As a young adult from the city of the Philadelphia, studying graduate social work at the University of Pennsylvania, I fervently disagree with Tom Corbett’s decision to cut $4 billion to $5 billion from the state budget. Now before you ignore this submission on the grounds that I am a tree-hugging, ultra-liberal,
Birkenstock-wearing, save-the-orphans student, I declare that I am not. I was raised in this city, attended the public schools, take the local transportation, engage in the recreational programs and cheer the frustrating sports teams of the city. As a citizen of this city I know that Philadelphia cannot afford to cut its
budget on the programs suggested by Gov. Corbett.
Now I understand the governor ran on the platform of not increasing state taxes so I am not surprised by his continual support of this practice but Governor, how do you positively build a new state budget for next year while suffering from a $5 billion dollar loss in spending? Furthermore, what benefits are there for Philadelphians for staying in this state, specifically economical and educational, instead of relocating south as many others from the surrounding areas have done and will do?
As Karen Heller recently wrote, are Philadelphians satisfied with embracing low expectations? Do we voice our anger towards the city government or Harrisburg or do we simply move out of the city in which we were raised?
The city has already spent its $6 million allotment for the snow cleanup yet we complain of the dangerous unplowed streets and closed schools. The extravagantly new Sugar House casino recently announced its weekly slot numbers of $2.7 million are half of what was initially proposed and expected to this date.
TastyKake Baking Company is months away from bankruptcy and the newly located Please Touch Museum has revealed low memberships numbers and crippling debt payments. In addition, SEPTA is borrowing $175 million for a new fare system which will finally do away with our ancient dependency on tokens.
Yet despite these problems, we still see billboards on the freeway highlighting the lively growth and allure of the city. Instead of promoting the bourgeois restaurants of center city or the University of Pennsylvania’s phenomenal health system, we need to increase the city wage tax, the “sin” tax and find methods to redirect the disposable incomes lost in casinos and usher them towards local businesses. Find a way to offer tax breaks to small business which employ local residents and publicly advertise the 10 year tax home credit offered in the city – keep the true believers here!
As a resident of the city for the last 26 years I can suggest a few ideas. We need to greatly improve our school system over the next five years. Just recently Southern High School in South Philadelphia, which has been linked to racially motivated aggressions, has renamed itself a Renaissance School. Although 18 new “Renaissance” schools have changed their names, most often the administration and shoddy principles do not change. Invest more money into fledging teachers from the city and encourage more young adults to address the problems of higher education.
This city, among many other United States cities, cannot afford to cut its budget on social services and the Department of Human Services.

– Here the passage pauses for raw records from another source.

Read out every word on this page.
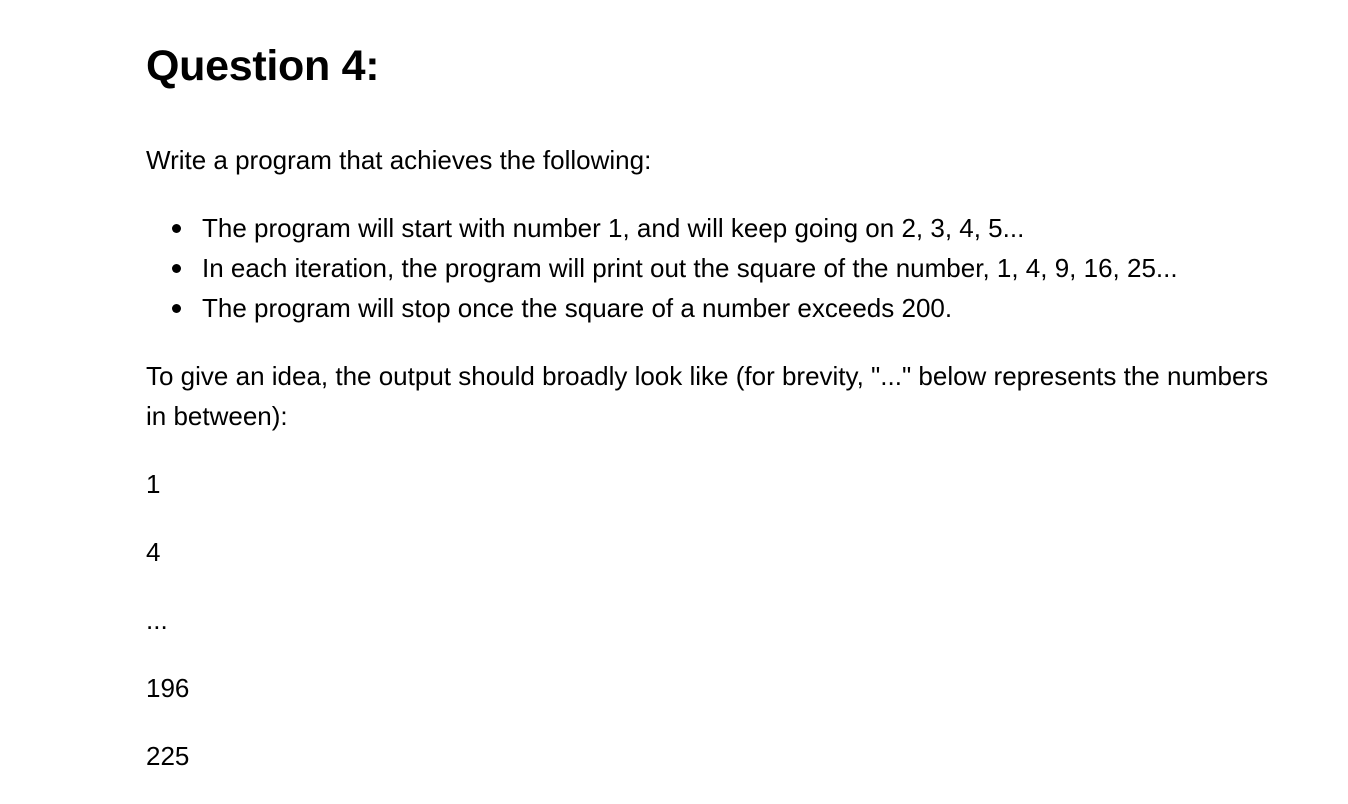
Question 4:

Write a program that achieves the following:

The program will start with number 1, and will keep going on 2, 3, 4, 5...
In each iteration, the program will print out the square of the number, 1, 4, 9, 16, 25...
The program will stop once the square of a number exceeds 200.

To give an idea, the output should broadly look like (for brevity, "..." below represents the numbers in between):

1

4

...

196

225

Reports have surfaced that Philadelphia has the largest contingent of adolescent teen smokers in the country as well as having the poorest and most hungry Congressional district in the country. As a citizen, this infuriates me. How does a city with the fifth largest media market in the United States, fail to publicly address these concerns? We should all be demanding increased taxes and more transparent knowledge of the growth plans for the city.
Forget the $786 million campaign to build a larger convention center. What was wrong with the older version? I understand new, glossy and sexy sell, but in a city where these funds could have impacted more important concerns, why are residents excited about the imminent Philadelphia Auto Show? Haven’t people seen the reports that the construction and building of the convention center cost the city 400,000 nights of business between 2007 and 2009? Additionally the convention center will cost the city $35 million in operating costs in the fiscal year of 2011. Tsk, Tsk.
I want to see improvement in this town. Like Rocky Balboa – I stubbornly refuse to acknowledge the larger, stronger opponent. I will keep my head down and run at the wall, but there are only so many times that you can hit your head before you end up hurting yourself, and I believe that the larger impending cuts to the city budget in the next year are going to foster resentment, anger and vitriol unseen in this area in a long time. So whether you support the stagnation of taxes or simply don’t mind giving a few extra dollars a year to feed the 30 percent of Philadelphians who are hungry, either way, this city’s Brotherly Love is turning into Brotherly Apathy.